In the meantime, the Union’s Digital Strategy calls for transparency measures on the environmental footprint of the ICT[17] sector, notably due to the need for large quantities of cooling water. To promote the sustainable development of DCs, Member States ‘should require the collection and publication of data which are relevant for the energy performance and water footprint’.

The 2024 AI[18] Act applies a risk-based approach to AI systems,[19] but disregards the impacts relating to water consumption. The recitals of the Act provide that the purpose of the Regulation is to lay down a uniform EU legal framework to be applied ‘in accordance with the values [not obligations] of the Union enshrined in the Charter’,[20] which includes environmental protection. But values are not binding commitments. The Act missed the opportunity to address the use of water in the AI sector.

The foregoing analysis highlights the lack of coherence of the legal instruments, policies and the gaps in regard to water use, whereas the links between water consumption and DCs require a strong and efficient legal framework. Ultimately, without water, the world’s AI ambitions will be curtailed.

France : an (un)conscious AI political ambition lacking a holistic vision of the water footprint

According to the ADEME[21], a DC can consume up to 5 million litres of water per day, which is equivalent to the daily water needs of a French city with 30,000 inhabitants.

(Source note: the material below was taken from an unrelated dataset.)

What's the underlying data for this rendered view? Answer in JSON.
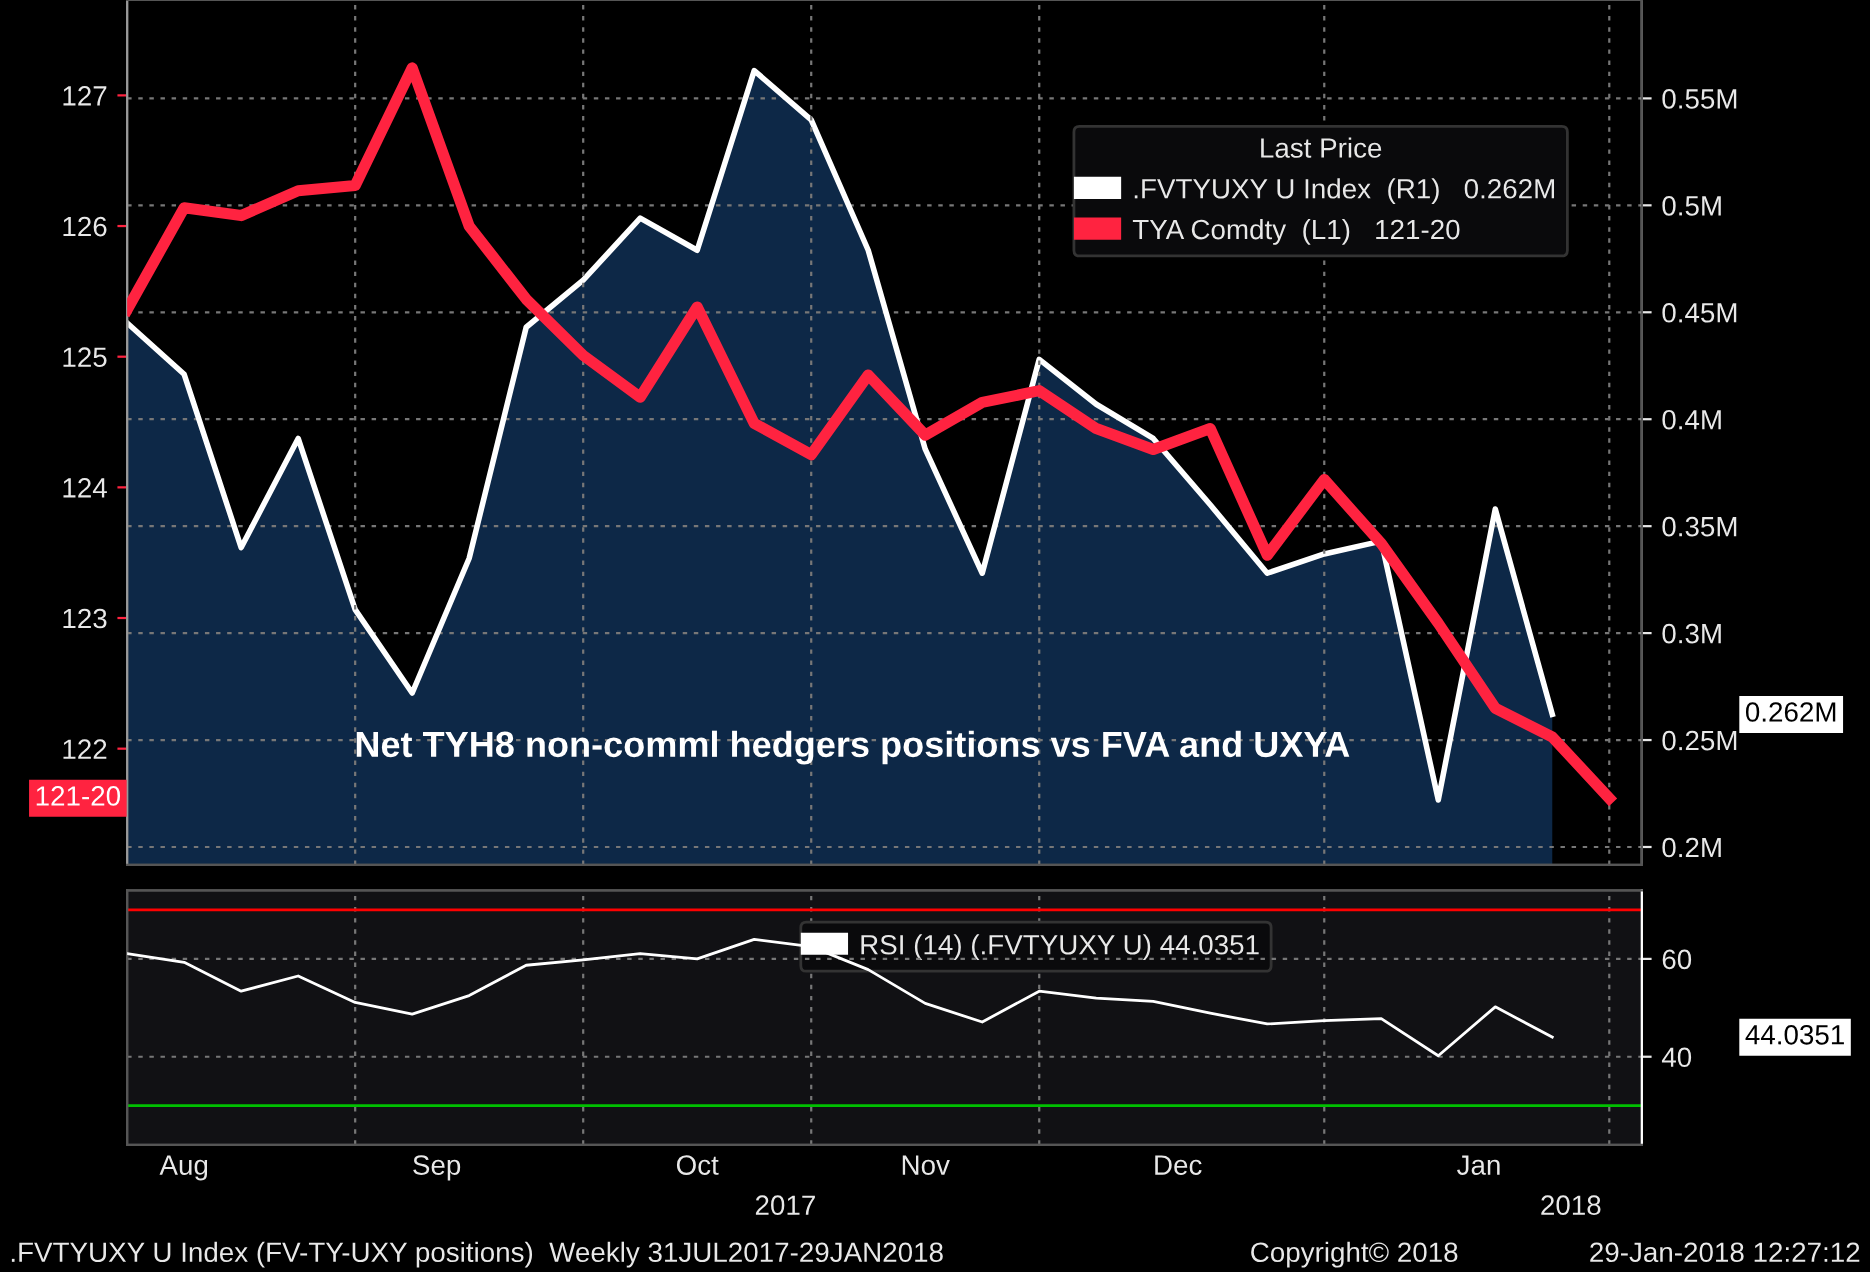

But in regard to the tumultuous global geopolitical context, the word ‘sovereignty’ is everywhere. Within the industrial, agricultural and defence sectors, the race to AI supremacy has become part of digital sovereignty. To accelerate the development of AI in France, DCs will be labelled PINMs[22] (ie, major projects of national interest). Pursuant to Article L.306-2 of the Planning Code, DCs, given their purpose and scale, particularly in terms of the investment and employment opportunities involved, with particular importance for the digital shift, the ecological transition and national sovereignty, can be qualified by decree as a PINM. Therefore, DCs will benefit from fast-track procedures, with closer oversight by the government.

Some notable features of this process include:

• challenging the decentralised management of water and related governance: the water law, dated 1964, established water management based on watersheds under the purview of local water agencies. One of the impacts of the PNIM system may be that such projects become unacceptable to local communities, which may lead to systemic litigation;
• if planning permission for DCs can be rejected in situations where the territory suffers from water scarcity, it is to be noted that the planning code is unclear as to the conditions of appraisal in regard to water scarcity;
• if labelled a PINM, the developer will be entitled to derogate from other planning conditions, such as the protection of endangered species, causing additional environmental harm and damage; and
• the deletion of the proposal to add a new tax on water consumption by these types of projects in order not to deter investors is not a good sign for water stewardship.

The acceleration and simplification of the approval process for such projects should not be confused with rushing. As outlined by Anastasis Yiapanis: ‘Water is no longer just an environmental concern — it is a question of Europe’s security, stability and future prosperity.’[23] Europe risks solving one problem (digital sovereignty), while deepening another (water scarcity).

The average French person uses 150 litres of water a day for domestic purposes. According to Google’s figures about its Gemini AI, the water cost for a prompt is ‘just’ 0.003 g of CO₂ and five drops of water per ‘prompt’. But, in parallel, OpenAI has announced that ChatGPT (only) receives 18 billion ‘prompts’ (instructions written by users) per week, from 700 million users, which equivalent to ten per cent of the world’s population.

Conclusion

The large water footprint of DCs calls for integrated and cross-sectoral action and a shift away from thirsty DCs to manufacturing options with a low-water footprint, as well as water-friendly renewable energy technologies. Water issues impact every single sector. Water resilience is not a choice, it is a condition for the continuation of a viable planet for human beings.[24]